Reporters in Pakistan had "a great interest in the fact that a Christian Church would participate so readily with an Islamic relief organization and would so generously provide materials to those that do not share their beliefs," said Brother Patch. "They were genuinely interested that the Church wanted to relieve suffering of needy people regardless of their faith."

The Church shares a mutually respectful relationship with Islamic Relief, which contacted Church leaders requesting a partnership after the disaster. They paid much of the transportation costs for the Church-donated supplies.

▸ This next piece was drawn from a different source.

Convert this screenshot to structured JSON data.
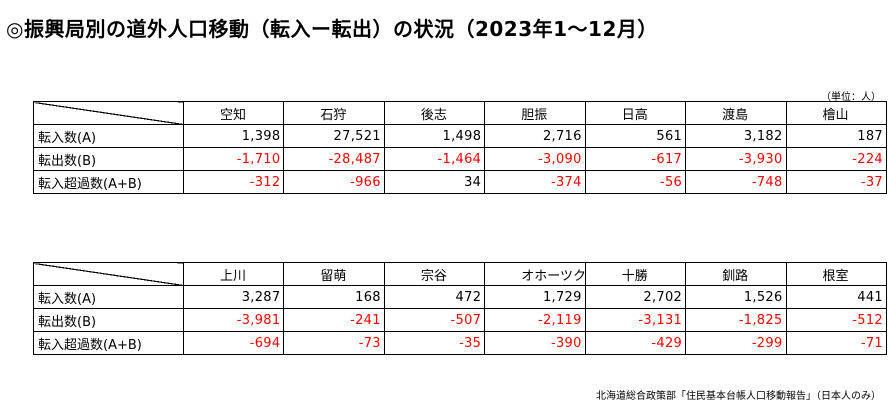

Leaders of Islamic Relief have expressed appreciation for the Church and the Church's willingness to provide help without the expectation of anything in return. The partnership is effective because of Islamic Relief's ability to deliver supplies to the remotest areas of the Islamic world. The two organizations have partnered in the past, including after the tsunami that devastated Southeast Asia last December.

In terms of "human tragedy" the earthquake can be compared to the tsunami, said Brother Patch. However, unlike the tsunami victims, millions of earthquake survivors in Pakistan now face the Himalayan winter — heavy snows and freezing temperatures — without shelter or enough food.

"That is really going to bring further tragedy on top of the devastation that has already occurred," said Brother Patch.

Church caravan, with signs stating Church's name, delivers aid to victims in disaster zone.